As mentioned before, there is no human clinical trial about the influence of Shilajit on healing processes of OLP lesions. There are limited researches in animal models with non-oral mucosa ulcers in which all of them confirmed the anti-inflammatory activity of Shilajit administration. Shilajit reduced the inflammation and size of ulcers similar to the findings of the presenting study. Although the location of mucosal ulcers and the route of Shilajit administration were differed between these studies, the systemic effect of Shilajit was utterly predictable.
Fortunately, no side effect has been reported for Shilajit mouthwash in this study; only one of the patients declared a burning sensation in their mouth after using Shilajit mouthwash. Patients showed no side effects regarding Shilajit mouthwash in the follow-up session that was conducted one year after the first day Shilajit mouthwash was used.
Shilajit has several characteristics and components (such as benzoic acid, humus (sixty to eighty percent), hippuric acid, ichthyol, fatty acids, dibenzo-a-pyrones, albuminoids, various vitamins and minerals like B1 and B2, and essential oils (36)) that makes it a candidate to replace or used additionally to conventional treatments of mucosal ulcers.
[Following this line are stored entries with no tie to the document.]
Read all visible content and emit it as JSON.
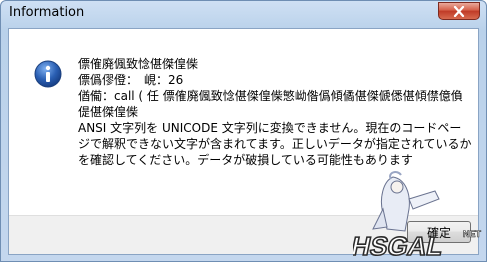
{
  "window": {
    "title": "Information",
    "close_icon": "close-icon"
  },
  "dialog": {
    "icon": "info-icon",
    "accent_color": "#2a5fb3",
    "message_lines": [
      "僄傕廃偑致惗偡傑偟偨",
      "僄僞僇僜：　峴：26",
      "偤僃：call ( 任 僄傕廃偑致惗偡傑偟偨慜岰偺僞傾僪偡傑傂僁偡傾僸億偩偍偡傑偟偨",
      "ANSI 文字列を UNICODE 文字列に変換できません。現在のコードページで解釈できない文字が含まれてます。正しいデータが指定されているかを確認してください。データが破損している可能性もあります"
    ],
    "ok_label": "確定"
  },
  "watermark": {
    "logo_text": "HSGAL",
    "logo_suffix": "NET"
  }
}
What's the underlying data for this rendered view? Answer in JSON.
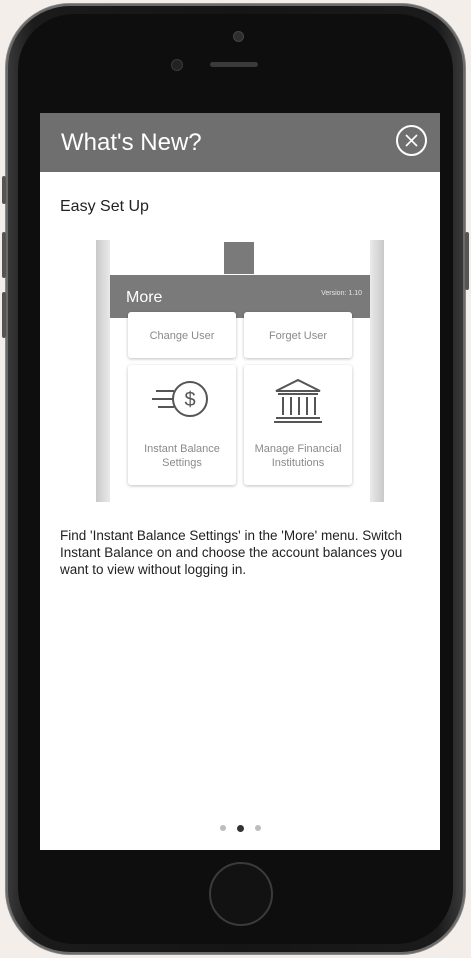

Most of its biological influences are due to the existence of humic acid, dibenzo-a-pyrones, and fulvic acid. These three components act as carrier molecules for active parts (37). Shilajit’s anti-oxidant, repairing, and regenerative activities are due to polyphenol complexes like 4-methoxy‐6‐carbomethoxybi‐phenyl, fulvic acids (FAs), benzoic acid, and tirucallane‐type triterpenoids (23, 28). Moreover, Shilajit can escalate the scavenging activities of antioxidant enzymes. Thus, it reduces oxidative stress and mucosal damage (33). The anti-inflammatory activities of Shilajit are due to the level reduction of IL-10,6, and 1β (interleukin) and TNF-α (tumor necrosis factor), the existence of dibenzo-α-pyrones with fluvic and humic acid in it (38, 39). As a result of Shilajit’s bacteriostatic and anti‐inflammatory influences, the process of eliminating necrotic tissues and granulations from the ulcers and ulcer epithelization became easier and faster (40). Shilajit also has some anti-allergic influences. This characteristic is due to its effects on histamine release; thus, mast cell degranulation (41).
The clinical trial protocol adhered to Helsinki ethical principles (2002 version) and was approved by the ethics committee of Shiraz University of Medical Sciences (IR.SUMS.DENTAL.REC.1400.011). The trial was registered in the Iranian Registry of Clinical Trials (IRCT20120101008585N9). This clinical trial was registered in 28/09/2020 with the registration number of 99-01-99-22130 .
This pilot study for the effect of Shilajit on the treatment of atrophic, erosive, and ulcerative oral lichen planus had several limitations. According to the findings of this human clinical trial on the OLP healing process, it is better to consider further investigations on a greater sample size of participants for more accurate and comprehensive results. Also, a raw material like Shilajit is not sterile in itself. Considering this fact, the process of making its mouthwash and eliminating impurities and any kind of contaminations is complex and time-consuming.